Bosnian Serb politicians decry outlawing of genocide denial
SARAJEVO, Bosnia-Herzegovina (AP) — Bosnian Serb political representatives have pledged to block decision-making in the country’s institutions in protest over a recent move by the top international envoy in Bosnia to outlaw genocide denial.
“We will not live in a country where someone can impose a law by simply publishing it on his website,” Milorad Dodik, the Serb member of Bosnia’s joint presidency, said Monday.
Dodik spoke after a meeting of leaders of all Bosnian Serb political parties to discuss the imposition on Friday by U.N. High Representative to Bosnia Valentin Inzko of changes to the country’s criminal code. The imposed changes introduce prison sentences of up to five years for genocide denial and the glorification of war criminals.
Dodik repeatedly said over the weekend that Inzko’s decision should serve as a final push for secession of Bosnian Serb lands from the rest of the country.
In a decision published after their meeting on Monday, Bosnian Serb political representatives said they considered Inzko’s decision “unacceptable and void,” announcing they will confront it by boycotting the work of the country’s multi-ethnic presidency, parliament and government.
Under the terms of the 1995 Dayton Peace Agreement that ended Bosnia’s 1992-95 interethnic war, the country was carved into highly autonomous Serb-run Republika Srpska and a federation shared by Bosniaks and Croats. The two are linked by joint institutions and all the decisions on the state level have to be reached by consensus of the three ethnic groups.
As the top international envoy overseeing implementation of the peace agreement, the High Representative was given the authority to impose laws or dismiss officials who undermine the post-war ethnic balance and reconciliation efforts.
In the immediate post-war years, the international community kept Bosnia on a reform course, pressuring its leaders to accept painful compromises in return for financial and other support.
But over a decade ago, as the international focus shifted to other global crises, Bosnia was mostly left to its own devices. This has encouraged Bosnian Serb leaders, Dodik in particular, to increasingly call into question the country’s continued existence and stoke ethnic tensions by downplaying or denying the crimes committed by their ethnic kin during the war.

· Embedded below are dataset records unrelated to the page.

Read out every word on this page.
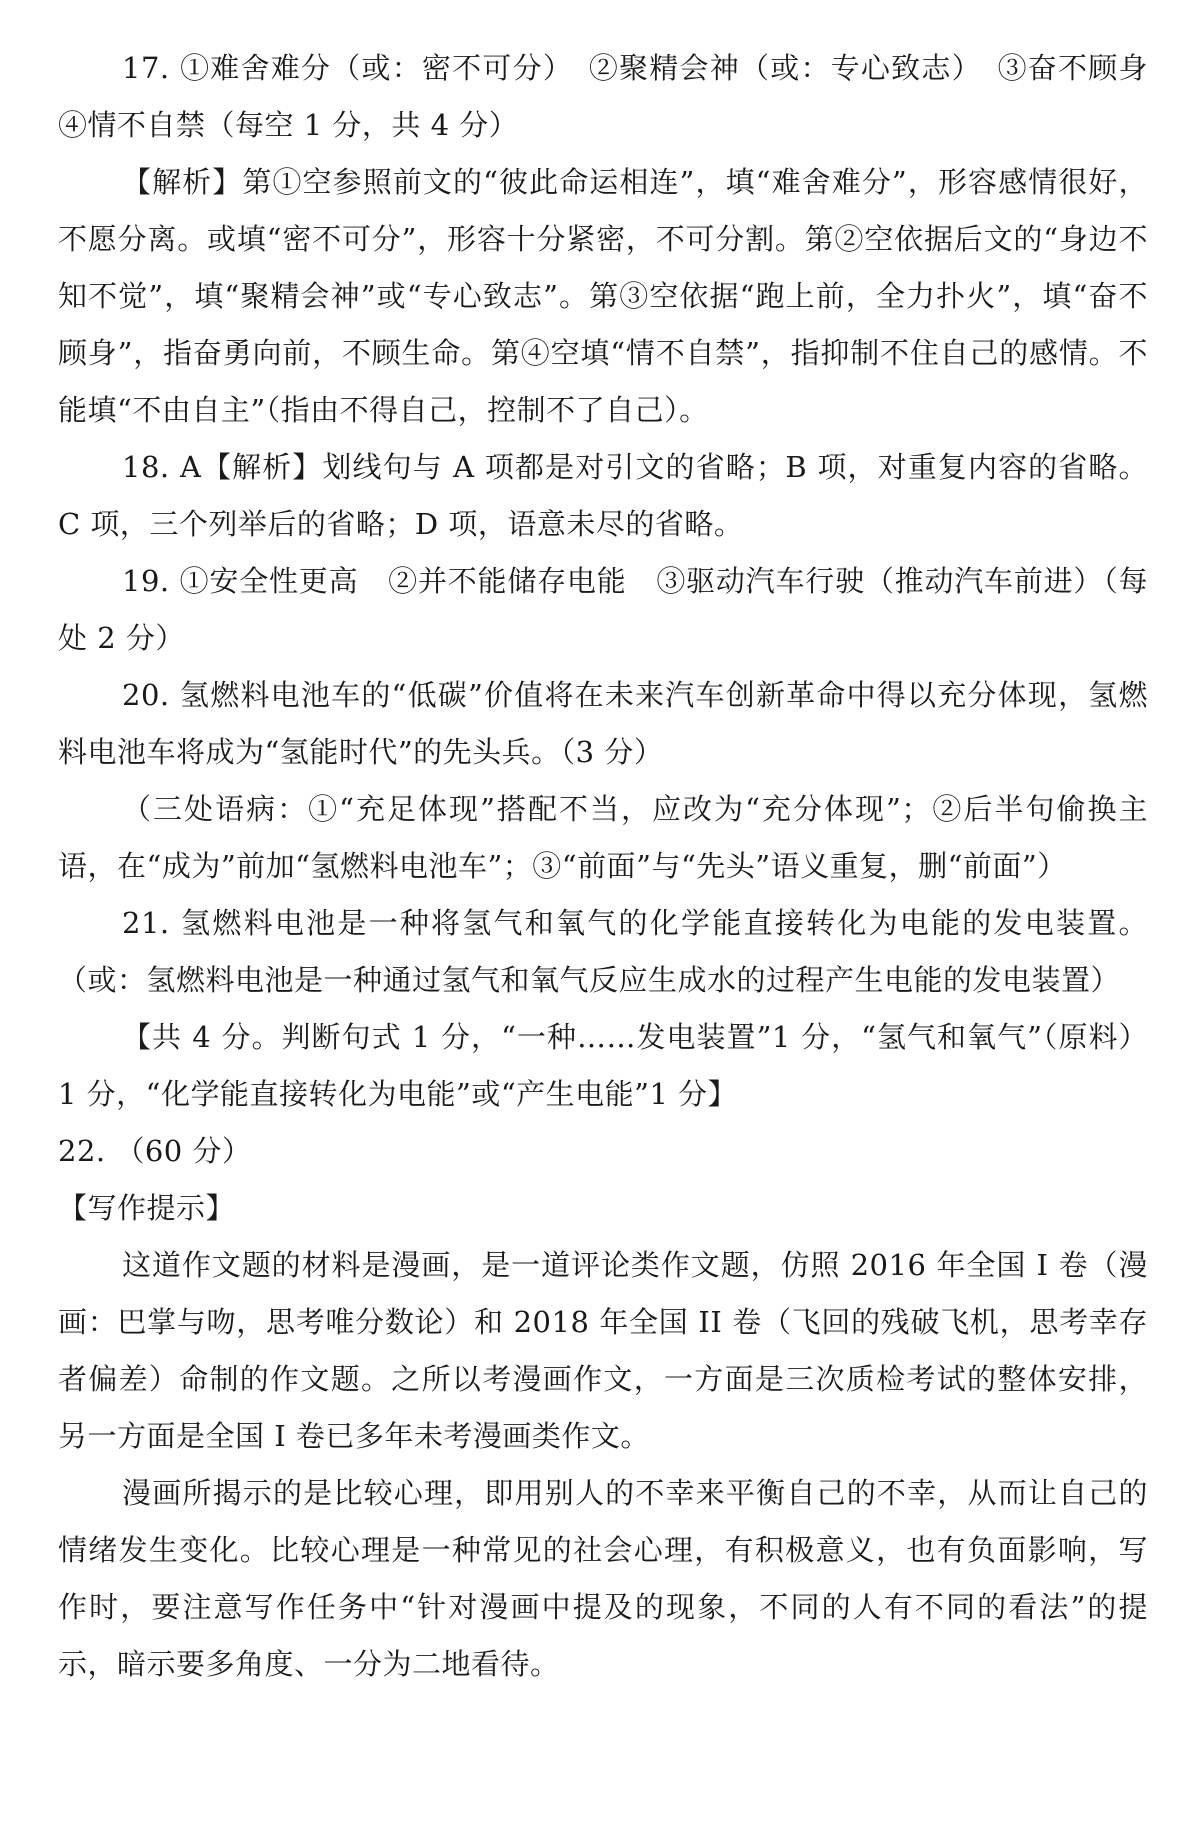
17. ①难舍难分（或：密不可分）　②聚精会神（或：专心致志）　③奋不顾身　④情不自禁（每空 1 分，共 4 分）

【解析】第①空参照前文的“彼此命运相连”，填“难舍难分”，形容感情很好，不愿分离。或填“密不可分”，形容十分紧密，不可分割。第②空依据后文的“身边不知不觉”，填“聚精会神”或“专心致志”。第③空依据“跑上前，全力扑火”，填“奋不顾身”，指奋勇向前，不顾生命。第④空填“情不自禁”，指抑制不住自己的感情。不能填“不由自主”（指由不得自己，控制不了自己）。

18. A【解析】划线句与 A 项都是对引文的省略；B 项，对重复内容的省略。C 项，三个列举后的省略；D 项，语意未尽的省略。

19. ①安全性更高　②并不能储存电能　③驱动汽车行驶（推动汽车前进）（每处 2 分）

20. 氢燃料电池车的“低碳”价值将在未来汽车创新革命中得以充分体现，氢燃料电池车将成为“氢能时代”的先头兵。（3 分）

（三处语病：①“充足体现”搭配不当，应改为“充分体现”；②后半句偷换主语，在“成为”前加“氢燃料电池车”；③“前面”与“先头”语义重复，删“前面”）

21. 氢燃料电池是一种将氢气和氧气的化学能直接转化为电能的发电装置。（或：氢燃料电池是一种通过氢气和氧气反应生成水的过程产生电能的发电装置）

【共 4 分。判断句式 1 分，“一种……发电装置”1 分，“氢气和氧气”（原料）1 分，“化学能直接转化为电能”或“产生电能”1 分】

22. （60 分）

【写作提示】

这道作文题的材料是漫画，是一道评论类作文题，仿照 2016 年全国 I 卷（漫画：巴掌与吻，思考唯分数论）和 2018 年全国 II 卷（飞回的残破飞机，思考幸存者偏差）命制的作文题。之所以考漫画作文，一方面是三次质检考试的整体安排，另一方面是全国 I 卷已多年未考漫画类作文。

漫画所揭示的是比较心理，即用别人的不幸来平衡自己的不幸，从而让自己的情绪发生变化。比较心理是一种常见的社会心理，有积极意义，也有负面影响，写作时，要注意写作任务中“针对漫画中提及的现象，不同的人有不同的看法”的提示，暗示要多角度、一分为二地看待。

They have been denying with particular gusto the scope of the 1995 massacre in Srebrenica, Europe’s only acknowledged genocide since World War II.
The International Court of Justice and the International Criminal Court for Former Yugoslavia declared the Bosnian Serb killings of more than 8,000 Bosniaks that took place in Srebrenica in July 1995 as genocide. But Bosnian Serb officials and neighboring Serbia have refused to accept the designation.
Bosnian Serbs also have honored their wartime leader, Radovan Karadzic, and military commander Ratko Mladic as heroes, although both have been convicted of genocide and sentenced to life imprisonment by a Hague-based tribunal. Murals featuring Mladic and Karadzic can be seen in many towns in the Serb-run part of Bosnia.